Tabuleiro político fluminense em observação
Após a prisão do agora ex-presidente da Assembleia Legislativa do Rio de Janeiro (Alerj), Rodrigo Bacellar (União Brasil), o tabuleiro político fluminense tornou-se um grande ponto de interrogação. Soma-se a isso o desbloqueio dos aparelhos celulares de Bacellar, do desembargador Macário Neto e do chefe de gabinete do parlamentar, Rui Bulhões, além da iminente sucessão do governador Cláudio Castro (PL). Diante desse cenário multifacetado, os analistas políticos George Coutinho e Hamilton Garcia avaliam como as peças tendem a se movimentar ao longo deste ano.
A queda de Bacellar da presidência da Alerj foi determinada pelo ministro do Supremo Tribunal Federal (STF), Alexandre de Moraes, após o suposto vazamento de informações da Operação Zargun, que resultou na prisão do ex-deputado TH Joias. Com isso, a cadeira da presidência da Casa Legislativa passa a ser disputada.
Segundo o professor George Coutinho, o novo chefe do Legislativo fluminense, Guilherme Delaroli (PL), é politicamente mais próximo de Altineu Côrtes (PL) do que de Rodrigo Bacellar.
“É preciso refletir sobre o quão funcional pode ser, no cenário fluminense, a presença de um representante do bolsonarismo à frente da Alerj para os objetivos de Flávio Bolsonaro em uma eventual disputa pela Presidência”, analisa Coutinho.
Já Hamilton Garcia avalia que, no âmbito da Alerj, “tudo tende a seguir o mesmo caminho peculiar e burocrático” após a assunção regimental do primeiro vice-presidente. Segundo ele, a eleição quase consensual que levou Bacellar ao comando da Casa não refletia, de fato, as divisões políticas presentes na sociedade fluminense.
Outro ponto considerado pacífico no cenário político do Rio é a possível saída de Cláudio Castro do governo estadual.

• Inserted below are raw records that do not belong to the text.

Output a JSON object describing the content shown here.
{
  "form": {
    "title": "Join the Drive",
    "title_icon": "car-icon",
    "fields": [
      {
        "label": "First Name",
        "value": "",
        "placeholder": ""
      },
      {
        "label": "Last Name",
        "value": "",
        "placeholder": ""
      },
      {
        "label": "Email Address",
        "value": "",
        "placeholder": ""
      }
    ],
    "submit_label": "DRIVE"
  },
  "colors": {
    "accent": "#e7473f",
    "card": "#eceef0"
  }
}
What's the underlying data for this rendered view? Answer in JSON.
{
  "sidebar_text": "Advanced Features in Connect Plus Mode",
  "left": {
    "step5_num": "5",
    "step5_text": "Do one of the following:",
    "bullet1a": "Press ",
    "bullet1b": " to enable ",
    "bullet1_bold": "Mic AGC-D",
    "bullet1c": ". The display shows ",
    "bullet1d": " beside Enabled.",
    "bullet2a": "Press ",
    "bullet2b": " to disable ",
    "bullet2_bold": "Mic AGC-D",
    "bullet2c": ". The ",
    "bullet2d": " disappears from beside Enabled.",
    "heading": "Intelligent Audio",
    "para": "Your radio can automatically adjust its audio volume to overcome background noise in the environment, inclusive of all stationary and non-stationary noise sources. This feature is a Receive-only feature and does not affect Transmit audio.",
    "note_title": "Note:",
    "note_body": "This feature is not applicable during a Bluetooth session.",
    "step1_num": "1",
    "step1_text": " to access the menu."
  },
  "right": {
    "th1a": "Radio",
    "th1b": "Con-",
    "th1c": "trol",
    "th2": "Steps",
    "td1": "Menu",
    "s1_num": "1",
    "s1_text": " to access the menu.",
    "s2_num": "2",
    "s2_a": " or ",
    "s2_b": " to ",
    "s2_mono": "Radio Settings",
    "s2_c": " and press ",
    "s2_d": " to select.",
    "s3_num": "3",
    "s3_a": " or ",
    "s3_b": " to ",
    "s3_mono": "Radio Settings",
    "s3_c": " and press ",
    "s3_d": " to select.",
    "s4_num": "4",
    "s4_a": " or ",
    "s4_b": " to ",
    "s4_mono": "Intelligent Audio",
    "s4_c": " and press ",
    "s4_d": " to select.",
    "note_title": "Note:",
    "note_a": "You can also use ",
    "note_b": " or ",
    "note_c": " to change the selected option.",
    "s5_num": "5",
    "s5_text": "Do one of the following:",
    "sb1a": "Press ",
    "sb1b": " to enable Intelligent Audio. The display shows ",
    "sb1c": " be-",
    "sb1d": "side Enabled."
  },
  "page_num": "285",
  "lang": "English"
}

O governador vem pontuando bem nas pesquisas para o Senado e, com uma eventual candidatura presidencial de Flávio Bolsonaro (PL), sua posição na disputa por uma das vagas tende a se fortalecer.
Coutinho avalia que o bolsonarismo vive um momento de crise e precisa preservar seu capital político no Rio de Janeiro, estado que projetou nacionalmente Jair Bolsonaro e consolidou seu estilo de atuação política.
“Para o projeto nacional do bolsonarismo, a manutenção da hegemonia fluminense segue sendo estratégica, ainda mais após a prisão de Jair Bolsonaro, evento que desencadeou um relativo esvaziamento do poder de fogo desse grupo político”, afirma.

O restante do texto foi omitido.